UNE INDUSTRIE ALIMENTAIRE TROP POLLUANTE

Aujourd’hui, l’impact environnemental de notre consommation est énorme. Pour nourrir quotidiennement 7 milliards de personnes, l’activité agroalimentaire produit 30% des émissions de gaz à effet de serre mondiales. Elle utilise également 70% de l’eau potable consommée sur la planète tous les ans, soit 1 800 milliards de mètres cubes d’eau. 

Un rapport du Groupe d’expert intergouvernemental sur l’évolution du climat (GIEC), rendu public le jeudi 8 août 2019, alertait sur le danger environnemental qu’implique une telle production. « La croissance de la population mondiale et la consommation par habitant de denrées, d’aliments pour animaux, de fibres, de bois et d’énergie ont entraîné des taux sans précédent d’usage des terres et d’eau douce » y mettent en garde les expert.e.s du GIEC. 

La consommation de viande est particulièrement dans le viseur. En effet, elle comptabilise à elle seule 7 milliards de tonnes de CO2, et représente 78% des émissions de gaz à effet de serre du milieu agricole. La production de viande est également très consommatrice d’eau et de céréales… Qui induisent eux-mêmes des émissions de gaz à effet de serre pour être produits et acheminés. 

L’urgence est d’autant plus imminente que la production et la consommation d’aliments augmentent de concert avec la croissance démographique. Cette hausse de la population mondiale cache en réalité une immense divergence. Les modes de production et de consommation problématiques se concentrent majoritairement dans quelques pays riches et parmi les classes supérieures des pays émergents. Décarboner l’industrie alimentaire passe donc par un rééquilibrage mondial de la production.  

Face à ces défis, un changement radical de nos modes de production et de consommation s’impose. Pour réduire la pression sur les écosystèmes et résoudre le double problème de la sous-nutrition et de la malnutrition, la clé réside dans la diversification des ressources, et donc de notre alimentation. L’assiette de demain devrait faire une large place aux fruits, aux légumes et aux céréales complètes (elles fourniraient plus du tiers de l’apport calorique), alors qu’une portion congrue reviendrait à la viande et au poisson.

L’idée est de miser sur les spécificités locales plutôt que sur l’actuelle standardisation globale de l’agriculture.
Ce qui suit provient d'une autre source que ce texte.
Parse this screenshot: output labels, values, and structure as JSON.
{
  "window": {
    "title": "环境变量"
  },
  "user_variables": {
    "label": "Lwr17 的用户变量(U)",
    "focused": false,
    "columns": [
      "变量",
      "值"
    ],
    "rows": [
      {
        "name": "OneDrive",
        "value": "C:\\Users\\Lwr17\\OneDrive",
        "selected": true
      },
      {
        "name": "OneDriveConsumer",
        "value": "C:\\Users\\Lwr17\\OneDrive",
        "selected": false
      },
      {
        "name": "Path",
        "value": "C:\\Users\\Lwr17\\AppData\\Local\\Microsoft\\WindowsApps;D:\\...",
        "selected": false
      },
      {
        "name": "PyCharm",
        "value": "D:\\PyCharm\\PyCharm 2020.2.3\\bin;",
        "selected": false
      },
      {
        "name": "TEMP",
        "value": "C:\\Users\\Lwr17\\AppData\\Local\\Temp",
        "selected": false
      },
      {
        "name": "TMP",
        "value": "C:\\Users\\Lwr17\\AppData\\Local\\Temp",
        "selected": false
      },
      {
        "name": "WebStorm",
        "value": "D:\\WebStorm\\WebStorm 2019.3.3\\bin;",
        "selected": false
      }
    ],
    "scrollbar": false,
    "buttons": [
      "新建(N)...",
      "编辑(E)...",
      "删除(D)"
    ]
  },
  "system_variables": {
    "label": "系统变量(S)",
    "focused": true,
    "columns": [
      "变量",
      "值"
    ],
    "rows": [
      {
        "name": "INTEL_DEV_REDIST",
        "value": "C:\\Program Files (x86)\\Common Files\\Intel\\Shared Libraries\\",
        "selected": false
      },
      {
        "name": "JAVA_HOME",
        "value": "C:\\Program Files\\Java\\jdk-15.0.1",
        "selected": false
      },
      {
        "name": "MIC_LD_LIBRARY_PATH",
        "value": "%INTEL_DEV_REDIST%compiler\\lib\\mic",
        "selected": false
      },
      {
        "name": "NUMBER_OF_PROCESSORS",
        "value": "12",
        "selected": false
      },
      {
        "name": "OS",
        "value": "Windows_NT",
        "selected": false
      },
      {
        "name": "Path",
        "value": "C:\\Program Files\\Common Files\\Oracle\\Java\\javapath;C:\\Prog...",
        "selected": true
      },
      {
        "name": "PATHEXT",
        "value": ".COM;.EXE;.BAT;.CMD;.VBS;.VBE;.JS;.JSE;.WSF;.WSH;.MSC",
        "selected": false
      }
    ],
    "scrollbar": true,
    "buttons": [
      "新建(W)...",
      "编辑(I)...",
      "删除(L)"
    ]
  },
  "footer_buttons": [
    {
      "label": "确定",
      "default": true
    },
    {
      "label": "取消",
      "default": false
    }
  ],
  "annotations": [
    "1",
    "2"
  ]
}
Aujourd’hui, l’humanité tire 75 % de son alimentation de douze plantes et de cinq espèces animales. Plus de 90 % des variétés cultivées ont disparu ces cent dernières années. Le retour à une alimentation traditionnelle s’impose désormais comme une solution efficace pour conjuguer respect de la planète et accès universel à la nourriture.

LE CHANGEMENT NÉCESSAIRE 

Végétaliser, décarboner, diversifier, réduire la viande… De nombreuses entreprises et start-up ont saisi ces enjeux et se sont armées d’ingéniosité pour penser les aliments de demain. Avec l’objectif d’obtenir une nourriture au rendement énergétique positif, sans altérer le goût et la qualité de celle-ci. 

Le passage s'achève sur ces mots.